Accurate information is a foundational element of human rights work. Collecting and presenting factual evidence of violations is critical to the success of advocacy activities and the reputation of organizations reporting on abuses. To ensure credibility, human rights monitoring has historically been conducted through highly controlled organizational structures that face mounting challenges in terms of capacity, cost and access. The proliferation of Information and Communication Technologies (ICTs) provide new opportunities to overcome some of these challenges through crowdsourcing. At the same time, however, crowdsourcing raises new challenges of verification and information overload that have made human rights professionals skeptical of their utility. This chapter explores whether the efficiencies gained through an open call for monitoring and reporting abuses provides a net gain for human rights monitoring and analyzes the opportunities and challenges that new and traditional methods pose for verifying crowdsourced human rights reporting.

Introduction

Accurate information is a foundational element of human rights work. Collecting and presenting factual evidence of violations is critical to the success of advocacy activities and the reputation of organizations reporting on abuses. To ensure credibility, human rights monitoring has historically been conducted through highly controlled organizational structures that face mounting challenges in terms of capacity, cost and access.

The proliferation of Information and Communication Technologies (ICTs) may provide new opportunities to overcome some of these challenges. For example, ICTs make it easier to engage large networks of unofficial volunteer monitors to crowdsource the monitoring of human rights abuses. Jeff Howe coined the term “crowdsourcing” in 2006, defining it as “the act of taking a job traditionally performed by a designated agent and outsourcing it to an undefined, generally large group of people in the form of an open call” (Howe, 2009). Applying this concept to human rights monitoring, Molly Land (2009) asserts that, “given the limited resources available to fund human rights advocacy…amateur involvement in human rights activities has the potential to have a significant impact on the field” (p. 2). That said, she warns that professionalization in human rights monitoring “has arisen not because of an inherent desire to control the process, but rather as a practical response to the demands of reporting – namely, the need to ensure the accuracy of the information contained in the report” (Land, 2009, p. 3).
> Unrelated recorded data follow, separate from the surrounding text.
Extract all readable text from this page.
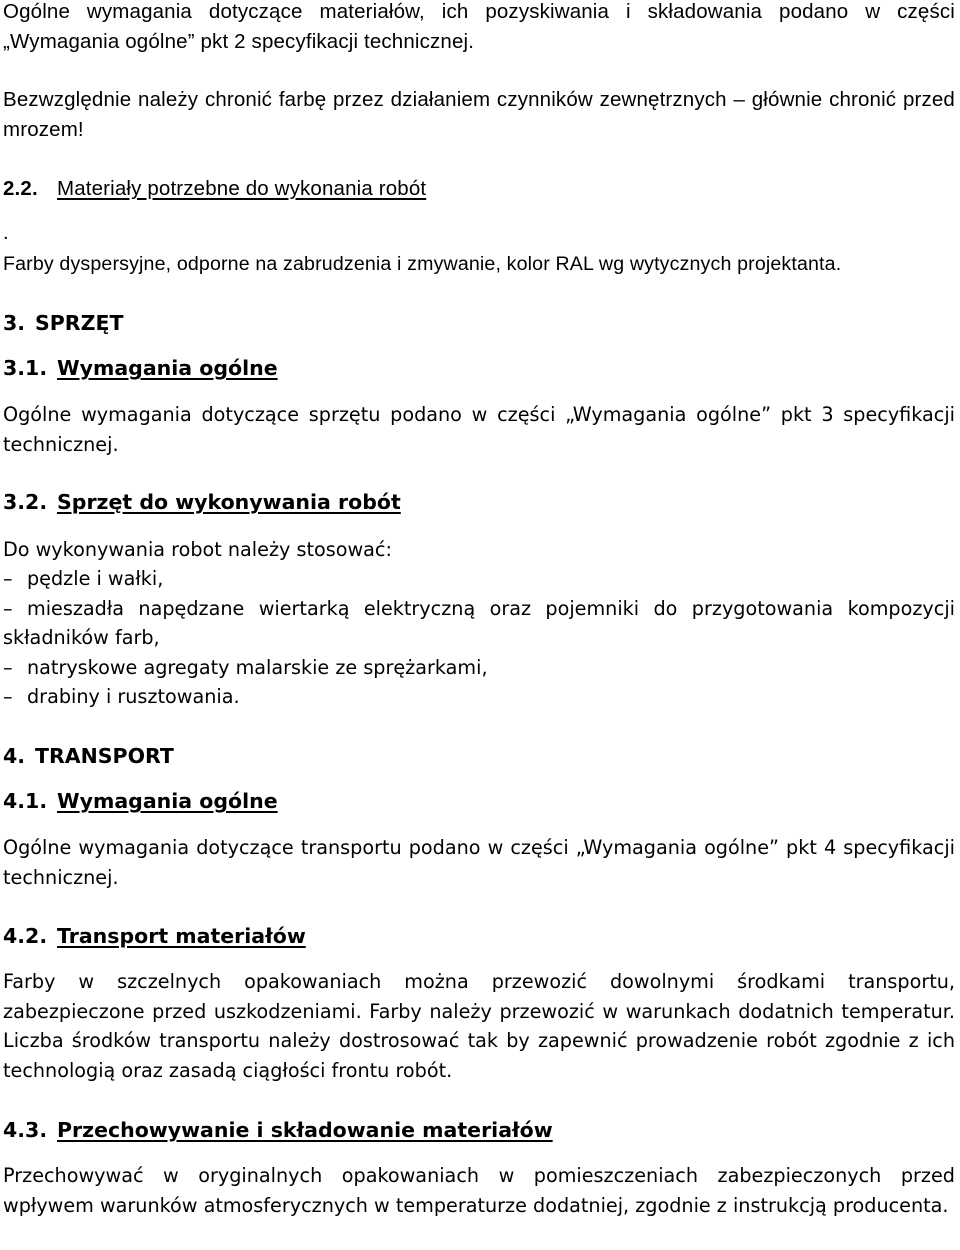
Ogólne wymagania dotyczące materiałów, ich pozyskiwania i składowania podano w części „Wymagania ogólne” pkt 2 specyfikacji technicznej.

Bezwzględnie należy chronić farbę przez działaniem czynników zewnętrznych – głównie chronić przed mrozem!

2.2. Materiały potrzebne do wykonania robót

.

Farby dyspersyjne, odporne na zabrudzenia i zmywanie, kolor RAL wg wytycznych projektanta.

3. SPRZĘT

3.1. Wymagania ogólne

Ogólne wymagania dotyczące sprzętu podano w części „Wymagania ogólne” pkt 3 specyfikacji technicznej.

3.2. Sprzęt do wykonywania robót

Do wykonywania robot należy stosować:

– pędzle i wałki,

– mieszadła napędzane wiertarką elektryczną oraz pojemniki do przygotowania kompozycji składników farb,

– natryskowe agregaty malarskie ze sprężarkami,

– drabiny i rusztowania.

4. TRANSPORT

4.1. Wymagania ogólne

Ogólne wymagania dotyczące transportu podano w części „Wymagania ogólne” pkt 4 specyfikacji technicznej.

4.2. Transport materiałów

Farby w szczelnych opakowaniach można przewozić dowolnymi środkami transportu, zabezpieczone przed uszkodzeniami. Farby należy przewozić w warunkach dodatnich temperatur. Liczba środków transportu należy dostrosować tak by zapewnić prowadzenie robót zgodnie z ich technologią oraz zasadą ciągłości frontu robót.

4.3. Przechowywanie i składowanie materiałów

Przechowywać w oryginalnych opakowaniach w pomieszczeniach zabezpieczonych przed wpływem warunków atmosferycznych w temperaturze dodatniej, zgodnie z instrukcją producenta.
Because “accuracy is the human rights monitor’s ultimate weapon” and the advocate’s “ability to influence governments and public opinion is based on the accuracy of their information,” the risk of inaccurate information may trump any advantages gained through crowdsourcing (Codesria & Amnesty International, 2000, p. 32). To this end, the question facing human rights organizations that wish to leverage the power of the crowd is “whether [crowdsourced reports] can accomplish the same [accurate] result without a centralized hierarchy” (Land, 2009). The answer to this question depends on whether reliable verification techniques exist so organizations can use crowdsourced information in a way that does not jeopardize their credibility or compromise established standards. While many human rights practitioners (and indeed humanitarians) still seem to be allergic to the term crowdsourcing, further investigation reveals that established human rights organizations already use crowdsourcing and verification techniques to validate crowdsourced information and that there is great potential in the field for new methods of information collection and verification.
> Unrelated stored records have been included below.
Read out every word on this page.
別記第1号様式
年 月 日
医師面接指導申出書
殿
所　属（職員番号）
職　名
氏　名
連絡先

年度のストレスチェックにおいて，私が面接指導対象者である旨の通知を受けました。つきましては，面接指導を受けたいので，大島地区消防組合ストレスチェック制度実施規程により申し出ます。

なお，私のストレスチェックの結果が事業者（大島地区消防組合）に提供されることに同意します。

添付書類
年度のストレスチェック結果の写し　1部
This chapter analyzes the opportunities and challenges that new and traditional methods pose for verifying crowdsourced human rights reporting. The first section reviews current methods for verification in human rights monitoring. The second section outlines existing methods used to collect and validate crowdsourced human rights information. Section three explores the practical opportunities that crowdsourcing offers relative to traditional methods. The fourth section outlines critiques and solutions for crowdsourcing reliable information. The final section proposes areas for future research.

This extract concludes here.